Bis Ende November 2011 wurden 479 Narkolepsie-Fälle gemeldet, die Menschen betrafen, die zuvor mit Pandemrix geimpft wurden, berichtet der Hersteller Glaxo Smith Kline. Vorsorglich hatte Glaxo Smith Kline eine Haftung für mögliche Nebenwirkungen bei dem unerprobten Impfstoff Pandemrix seinerzeit ausdrücklich ausgeschlossen.

Gehäuft traten Narkolepsie-Fälle nach Pandemrix-Impfung in Schweden und Finnland auf. Nach Berichten des finnischen nationalen Gesundheitsinstitutes, erkrankten in Finnland 2009 und 2010 insgesamt 71 Kinder und Jugendliche.

Möglicherweise hat nicht der Impfstoff selbst, sondern der zugesetzte Wirkverstärker AS03 die Krankheit ausgelöst. Das ist ein weiteres Beispiel für die Gefährlichkeit der sogenannten Adjuvantien, pharmazeutische Hilfsstoffe, die in Impfstoffen enthalten sind um die Immunantwort zu steigern. Bislang ist die Wissenschaft davon ausgegangen, dass das Adjuvans AS03 keine Antikörperproduktion, wie sie für Autoimmunkrankheiten typisch ist, als Immunantwort auslösen werde. In Deutschland konstatierte das Paul-Ehrlich-Institut in einer Auseinandersetzung mit Einwänden gegen AS03, es bestehe „kein Anlass zur Sorge“, der adjuvanshaltige Impfstoff könne ohne Bedenken bei Kindern ab 6 Monaten eingesetzt werden.

Warnungen vor bedenklichen Impfstoffen meist zu spät

Jetzt erst empfiehlt die Europäische Arzneimittelbehörde, Menschen unter 20 Jahren nicht mehr mit Pandemrix zu impfen.
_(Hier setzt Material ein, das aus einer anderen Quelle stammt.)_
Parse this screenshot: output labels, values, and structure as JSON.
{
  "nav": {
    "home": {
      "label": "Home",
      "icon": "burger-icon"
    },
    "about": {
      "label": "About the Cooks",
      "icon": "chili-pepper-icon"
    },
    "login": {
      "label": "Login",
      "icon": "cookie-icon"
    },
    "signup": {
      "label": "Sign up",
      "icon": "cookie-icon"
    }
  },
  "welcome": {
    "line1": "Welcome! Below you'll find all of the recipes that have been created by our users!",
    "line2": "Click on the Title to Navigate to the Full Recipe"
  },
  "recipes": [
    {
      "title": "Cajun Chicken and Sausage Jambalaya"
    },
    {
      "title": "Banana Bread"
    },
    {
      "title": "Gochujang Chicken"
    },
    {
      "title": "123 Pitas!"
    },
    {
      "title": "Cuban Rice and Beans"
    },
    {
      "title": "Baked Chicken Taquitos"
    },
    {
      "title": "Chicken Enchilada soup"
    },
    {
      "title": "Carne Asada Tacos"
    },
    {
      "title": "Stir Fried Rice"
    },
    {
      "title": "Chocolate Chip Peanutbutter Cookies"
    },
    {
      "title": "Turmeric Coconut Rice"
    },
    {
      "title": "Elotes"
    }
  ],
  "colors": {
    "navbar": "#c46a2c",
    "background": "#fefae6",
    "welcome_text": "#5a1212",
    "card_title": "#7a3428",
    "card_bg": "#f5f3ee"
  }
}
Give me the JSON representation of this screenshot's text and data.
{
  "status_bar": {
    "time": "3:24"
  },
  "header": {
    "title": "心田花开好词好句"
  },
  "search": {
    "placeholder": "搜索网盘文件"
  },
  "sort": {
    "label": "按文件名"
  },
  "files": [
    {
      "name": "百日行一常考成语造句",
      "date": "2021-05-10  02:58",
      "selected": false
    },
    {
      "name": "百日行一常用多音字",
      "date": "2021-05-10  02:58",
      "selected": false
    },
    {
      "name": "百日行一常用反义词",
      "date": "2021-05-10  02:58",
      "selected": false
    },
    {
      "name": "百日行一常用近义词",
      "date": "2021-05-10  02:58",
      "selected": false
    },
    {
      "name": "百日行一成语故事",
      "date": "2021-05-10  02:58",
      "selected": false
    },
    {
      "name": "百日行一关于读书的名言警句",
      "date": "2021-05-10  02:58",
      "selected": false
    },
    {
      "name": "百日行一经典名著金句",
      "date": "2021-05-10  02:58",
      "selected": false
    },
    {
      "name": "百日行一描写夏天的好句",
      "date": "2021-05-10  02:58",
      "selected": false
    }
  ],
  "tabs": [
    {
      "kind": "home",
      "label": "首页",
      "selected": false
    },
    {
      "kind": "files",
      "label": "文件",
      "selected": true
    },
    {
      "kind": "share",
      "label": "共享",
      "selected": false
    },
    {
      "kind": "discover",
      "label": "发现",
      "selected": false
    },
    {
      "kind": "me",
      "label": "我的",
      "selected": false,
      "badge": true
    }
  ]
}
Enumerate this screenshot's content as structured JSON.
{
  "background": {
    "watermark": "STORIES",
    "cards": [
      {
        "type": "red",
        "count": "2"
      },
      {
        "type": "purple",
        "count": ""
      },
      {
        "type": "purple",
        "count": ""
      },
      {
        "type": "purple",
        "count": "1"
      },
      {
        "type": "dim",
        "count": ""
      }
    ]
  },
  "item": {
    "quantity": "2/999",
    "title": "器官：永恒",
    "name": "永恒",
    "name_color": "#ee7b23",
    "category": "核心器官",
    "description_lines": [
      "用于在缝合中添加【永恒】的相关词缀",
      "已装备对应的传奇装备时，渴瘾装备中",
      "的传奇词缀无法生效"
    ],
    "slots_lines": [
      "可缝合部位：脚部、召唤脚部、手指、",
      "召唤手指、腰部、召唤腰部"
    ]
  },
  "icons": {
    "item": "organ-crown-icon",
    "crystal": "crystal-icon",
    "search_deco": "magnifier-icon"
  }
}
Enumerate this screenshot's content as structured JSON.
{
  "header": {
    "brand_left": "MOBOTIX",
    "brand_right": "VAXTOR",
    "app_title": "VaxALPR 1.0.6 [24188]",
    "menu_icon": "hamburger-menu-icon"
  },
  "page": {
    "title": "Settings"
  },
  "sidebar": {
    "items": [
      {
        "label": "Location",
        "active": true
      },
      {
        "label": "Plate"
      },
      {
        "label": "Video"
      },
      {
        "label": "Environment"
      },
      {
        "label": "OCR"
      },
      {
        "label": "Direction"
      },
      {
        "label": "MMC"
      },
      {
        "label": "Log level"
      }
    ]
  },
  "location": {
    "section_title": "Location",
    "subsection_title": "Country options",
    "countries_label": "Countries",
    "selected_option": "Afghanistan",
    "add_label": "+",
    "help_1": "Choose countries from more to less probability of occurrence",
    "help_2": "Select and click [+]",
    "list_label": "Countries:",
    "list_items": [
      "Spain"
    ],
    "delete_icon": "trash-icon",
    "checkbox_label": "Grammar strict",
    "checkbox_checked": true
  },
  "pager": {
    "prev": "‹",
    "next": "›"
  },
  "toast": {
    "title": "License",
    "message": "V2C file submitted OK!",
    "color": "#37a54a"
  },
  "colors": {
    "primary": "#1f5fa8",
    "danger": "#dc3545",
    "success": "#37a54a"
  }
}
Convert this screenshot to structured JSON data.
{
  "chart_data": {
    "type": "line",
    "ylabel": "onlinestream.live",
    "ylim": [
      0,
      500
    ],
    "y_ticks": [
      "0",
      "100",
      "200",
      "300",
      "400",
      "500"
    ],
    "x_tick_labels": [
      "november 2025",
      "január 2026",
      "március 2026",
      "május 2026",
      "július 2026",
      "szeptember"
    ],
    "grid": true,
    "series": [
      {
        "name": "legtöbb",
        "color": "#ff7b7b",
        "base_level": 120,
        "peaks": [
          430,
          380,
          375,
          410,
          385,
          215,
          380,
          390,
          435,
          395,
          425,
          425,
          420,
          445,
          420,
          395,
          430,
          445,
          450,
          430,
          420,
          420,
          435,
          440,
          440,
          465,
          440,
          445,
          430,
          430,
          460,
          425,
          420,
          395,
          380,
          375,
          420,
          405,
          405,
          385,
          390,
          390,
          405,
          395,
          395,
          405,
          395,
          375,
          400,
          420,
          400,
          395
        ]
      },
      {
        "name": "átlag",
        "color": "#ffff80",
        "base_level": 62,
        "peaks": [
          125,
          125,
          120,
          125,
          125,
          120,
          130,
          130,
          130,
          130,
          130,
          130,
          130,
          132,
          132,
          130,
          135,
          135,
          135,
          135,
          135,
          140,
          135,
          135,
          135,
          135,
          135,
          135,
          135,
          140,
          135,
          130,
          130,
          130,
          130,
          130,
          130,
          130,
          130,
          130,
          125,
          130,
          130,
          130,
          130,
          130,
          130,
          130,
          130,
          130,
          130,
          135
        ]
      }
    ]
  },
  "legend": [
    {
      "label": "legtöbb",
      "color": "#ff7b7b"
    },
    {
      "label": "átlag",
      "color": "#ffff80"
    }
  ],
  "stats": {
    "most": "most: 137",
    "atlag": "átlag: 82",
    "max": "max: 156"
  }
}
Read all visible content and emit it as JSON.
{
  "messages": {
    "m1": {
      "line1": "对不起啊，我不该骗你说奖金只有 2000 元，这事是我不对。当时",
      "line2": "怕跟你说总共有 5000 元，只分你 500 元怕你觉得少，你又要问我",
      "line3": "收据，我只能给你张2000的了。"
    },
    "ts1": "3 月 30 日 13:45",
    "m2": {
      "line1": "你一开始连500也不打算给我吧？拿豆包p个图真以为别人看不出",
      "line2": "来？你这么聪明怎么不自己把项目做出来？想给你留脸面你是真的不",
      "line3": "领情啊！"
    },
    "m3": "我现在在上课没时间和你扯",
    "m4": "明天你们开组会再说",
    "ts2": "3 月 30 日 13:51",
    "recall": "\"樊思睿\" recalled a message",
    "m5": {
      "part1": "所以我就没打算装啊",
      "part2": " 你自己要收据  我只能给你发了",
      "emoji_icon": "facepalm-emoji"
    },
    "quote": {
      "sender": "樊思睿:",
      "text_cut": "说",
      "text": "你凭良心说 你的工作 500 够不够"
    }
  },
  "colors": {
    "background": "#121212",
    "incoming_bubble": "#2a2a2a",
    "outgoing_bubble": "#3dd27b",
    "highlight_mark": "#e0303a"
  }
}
Einmal mehr wurde jahrelang eine Impfung als harmlos und wirkungsvoll öffentlich empfohlen, bis Menschen einen großen Schaden dadurch erlitten haben.

Die Schäden, die in Zukunft durch die Impfungen im Kindesalter auftreten können, insbesondere Krankheiten das Immunsystem betreffend, wie Allergien, Autoimmunkrankheiten und Krebserkrankungen, sind heute noch nicht abzusehen und sollten zur Vorsicht mahnen im Umgang mit den massenhaften Impfungen unserer Kinder.